3) I don't particularly like that the DataStaging sections include an option to remove the file at the end of the job. If I'm staging out data then this doesn't make a whole lot of sense. I'd much prefer a separate section which explicitly lists all the files that are to be removed from the submission machine after the job has been completed. This would also cover the case of data that is created rather than staged in but still needs to be removed after job completion.
The "remove data at the end of the job" applies after staging it out (it'd be a bit silly otherwise).
Right. I was thinking that it would mean "remove from target". I understand the semantics better now, so this makes sense.
It is also the case that you can list a file in the data staging section and not have it staged in or out, but just deleted at end-of-job.
Great! I hadn't considered this possibility.
4) Based on the current GRAM incarnation, it would be nice to let RFT's transfer request description extend a base staging schema and then use that in the JSDL document rather than adding a bunch of extensions to DataStaging. This is similar to how I'd want to go about using POSIXApplication.

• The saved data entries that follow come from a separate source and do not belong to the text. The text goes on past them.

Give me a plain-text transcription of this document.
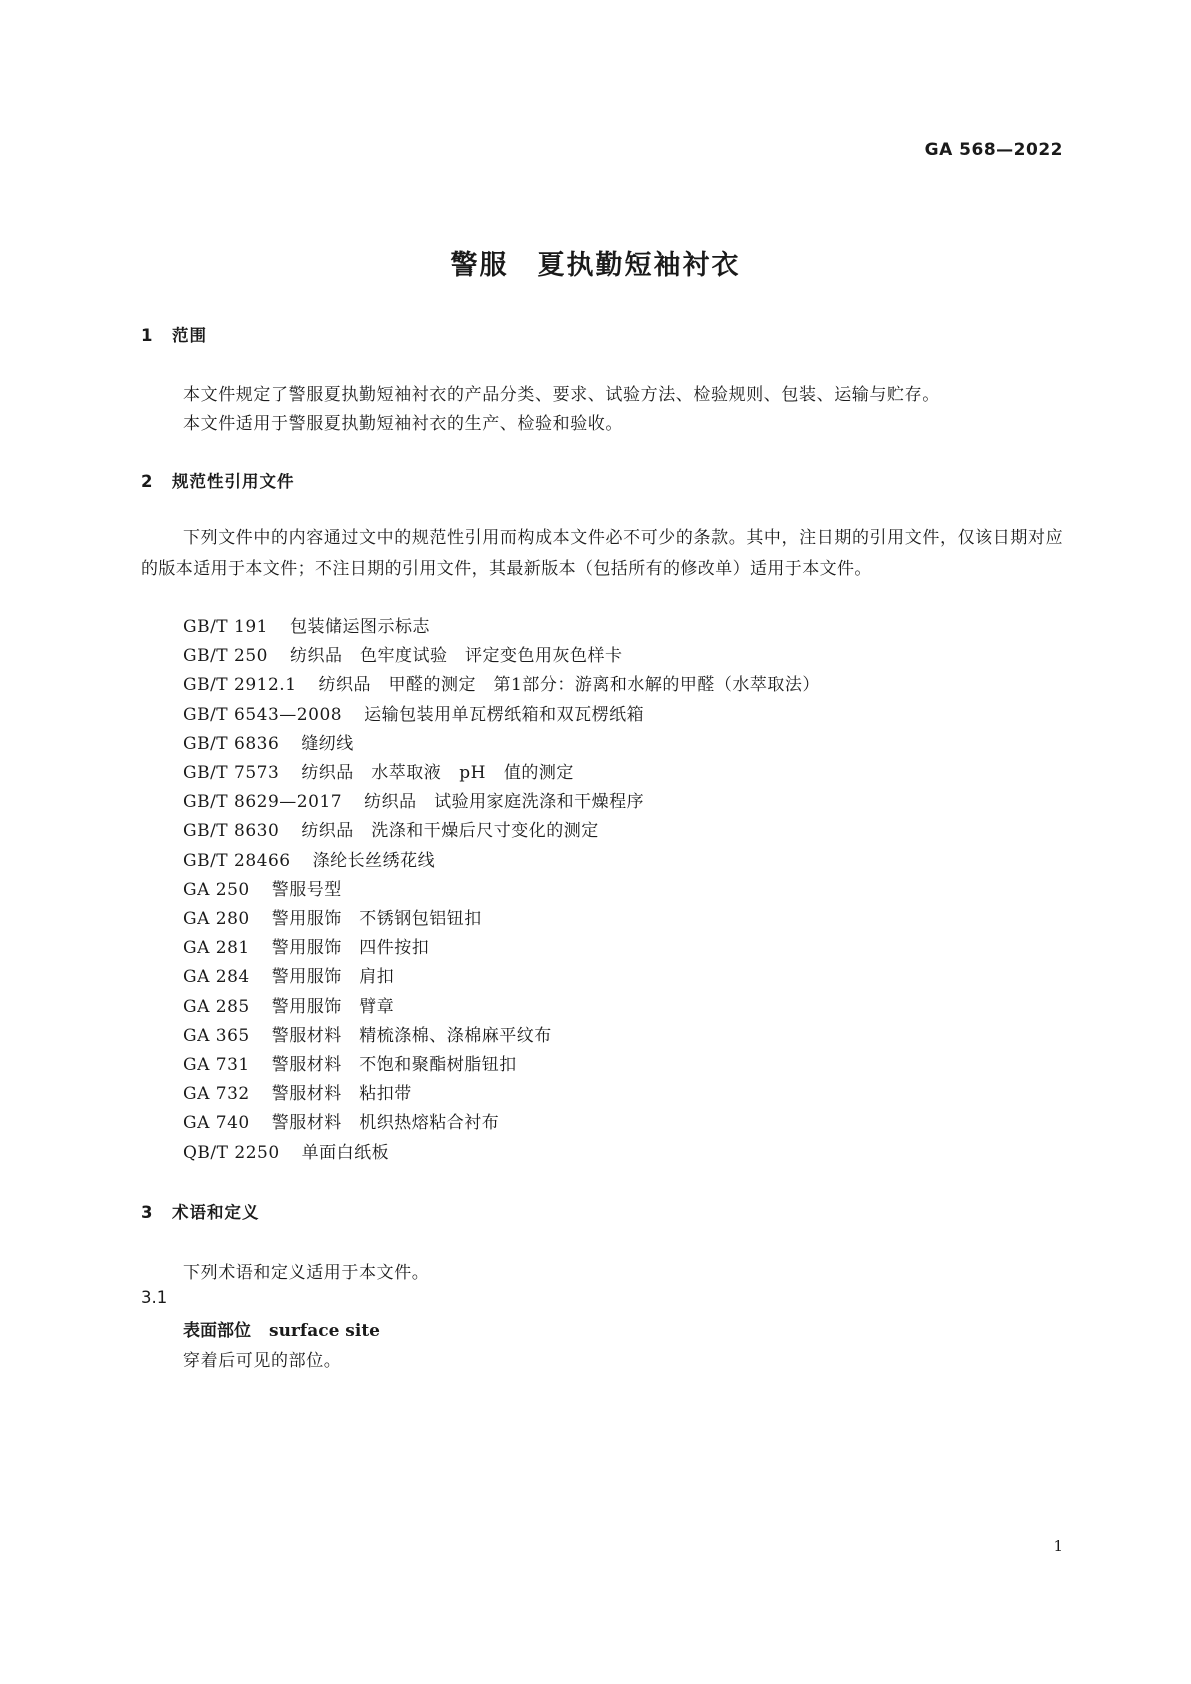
GA 568—2022
警服　夏执勤短袖衬衣
1 范围
本文件规定了警服夏执勤短袖衬衣的产品分类、要求、试验方法、检验规则、包装、运输与贮存。
本文件适用于警服夏执勤短袖衬衣的生产、检验和验收。
2 规范性引用文件
下列文件中的内容通过文中的规范性引用而构成本文件必不可少的条款。其中，注日期的引用文件，仅该日期对应的版本适用于本文件；不注日期的引用文件，其最新版本（包括所有的修改单）适用于本文件。
GB/T 191 包装储运图示标志
GB/T 250 纺织品　色牢度试验　评定变色用灰色样卡
GB/T 2912.1 纺织品　甲醛的测定　第1部分：游离和水解的甲醛（水萃取法）
GB/T 6543—2008 运输包装用单瓦楞纸箱和双瓦楞纸箱
GB/T 6836 缝纫线
GB/T 7573 纺织品　水萃取液 pH 值的测定
GB/T 8629—2017 纺织品　试验用家庭洗涤和干燥程序
GB/T 8630 纺织品　洗涤和干燥后尺寸变化的测定
GB/T 28466 涤纶长丝绣花线
GA 250 警服号型
GA 280 警用服饰　不锈钢包铝钮扣
GA 281 警用服饰　四件按扣
GA 284 警用服饰　肩扣
GA 285 警用服饰　臂章
GA 365 警服材料　精梳涤棉、涤棉麻平纹布
GA 731 警服材料　不饱和聚酯树脂钮扣
GA 732 警服材料　粘扣带
GA 740 警服材料　机织热熔粘合衬布
QB/T 2250 单面白纸板
3 术语和定义
下列术语和定义适用于本文件。
3.1
表面部位 surface site
穿着后可见的部位。
1
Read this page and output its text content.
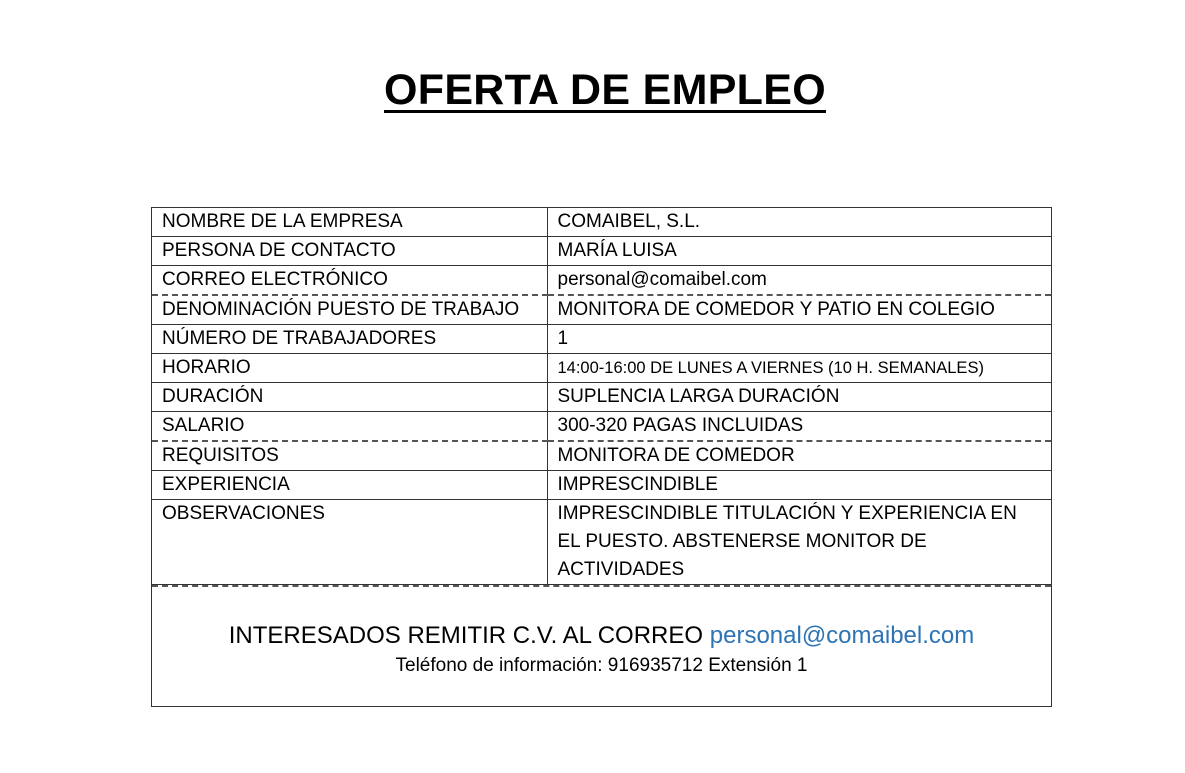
OFERTA DE EMPLEO
NOMBRE DE LA EMPRESA	COMAIBEL, S.L.
PERSONA DE CONTACTO	MARÍA LUISA
CORREO ELECTRÓNICO	personal@comaibel.com
DENOMINACIÓN PUESTO DE TRABAJO	MONITORA DE COMEDOR Y PATIO EN COLEGIO
NÚMERO DE TRABAJADORES	1
HORARIO	14:00-16:00 DE LUNES A VIERNES (10 H. SEMANALES)
DURACIÓN	SUPLENCIA LARGA DURACIÓN
SALARIO	300-320 PAGAS INCLUIDAS
REQUISITOS	MONITORA DE COMEDOR
EXPERIENCIA	IMPRESCINDIBLE
OBSERVACIONES	IMPRESCINDIBLE TITULACIÓN Y EXPERIENCIA EN EL PUESTO. ABSTENERSE MONITOR DE ACTIVIDADES
INTERESADOS REMITIR C.V. AL CORREO personal@comaibel.com
Teléfono de información: 916935712 Extensión 1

I don't fully grasp what you mean here. The following is legal (modulo namespaces) according to draft-18:
<jsdl:DataStaging> <jsdl:FileName>example</jsdl:FileName> <!-- I think we agreed to default this next element --> <jsdl:CreationFlag>jsdl:overwrite</jsdl:CreationFlag> <jsdl:Source> <!-- I've no idea what your RFT schema might look like --> <rft:SynchFileWithSomewhere>...</rft:SynchFileWithSomewhere> </jsdl:Source> </jsdl:DataStaging>
(Hmm, the non-normative examples in the data-staging section of d18 seem out of step. Bother.)
Given that the above is legal, what's the problem?
Actually, this clarifies things for me. This misunderstanding was also due to my incorrect interpretation of what Source and Target meant.